In materials written for its advertisers, Facebook explains that it sorts consumers into a wide variety of buckets based on factors such as age, gender, language, and geographic location. Facebook also sorts its users based on their online activities—from buying dog food, to reading recipes, to tagging images of kitchen remodeling projects, to using particular mobile devices.

The company explains that it can even analyze its database to build “look-alike” audiences that are similar to, say, Lil-Kick’s best customers.  

Facebook can show ads to consumers on other websites and apps as well through the company’s Audience Network. Facebook tells advertisers, “In a Facebook ad campaign study, conversion rates were eight times higher among people who saw ads across Facebook, Instagram, and Audience Network than people who only saw the ads on Facebook.”

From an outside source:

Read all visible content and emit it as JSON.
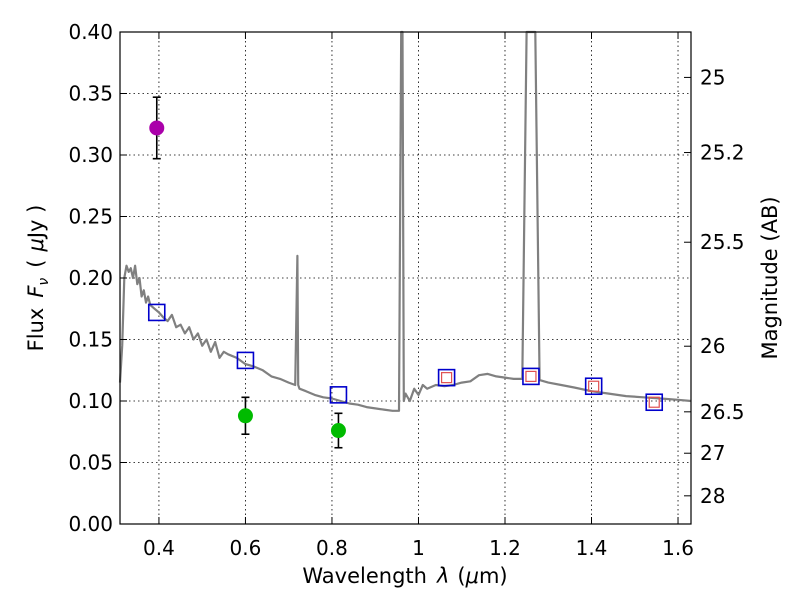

In an interview with the Wall Street Journal in 2016, Andrew Bosworth, a Facebook vice president, described how the Audience Network was extending the company’s reach. (Bosworth has been in the news for an internal memo he wrote—around the same time as the Wall Street Journal piece—that outlined a grow-at-all-costs approach to business.)

“Our buttons and plug-ins send over basic information about users’ browsing sessions,” Bosworth told the Journal. “For non-Facebook members, previously we didn’t use it. Now we’ll use it to better understand how to target those people.”

What Consumers Can Do

You can reduce, but not eliminate, online tracking by Facebook, Google, and other companies by using ad blockers or anti-tracking software. You can further enhance your privacy by limiting the amount of information you volunteer online about yourself and members of your family.

There are some other tricks, too: Using different email addresses for different services, and even different browsers, can help enhance your privacy, according to privacy experts we consulted.

The biggest tech companies don’t give you strong tools for opting out of data collection, though. For instance, privacy settings may let you control whether you see targeted ads, but that doesn’t affect whether a company collects and stores information about you.

However, some shifts are already underway. In the past, Facebook has supplemented its own data gathering with details from third-party data brokers including Acxiom, Epsilon, and Experian in a program called Partner Categories. That helped Facebook use information such as what you bought in walk-in stores using a credit card to help target you with online ads. But in late March Facebook announced that it would wind down its use of data brokers—sending Acxiom’s stock price down by double digits.

And in the wake of the #deletefacebook movement, calls for reform, and pressure from consumers, further change may be coming.

“American consumers want a better deal from these huge technology companies,” CR’s Brookman says. “And this could finally be the time when they get it.”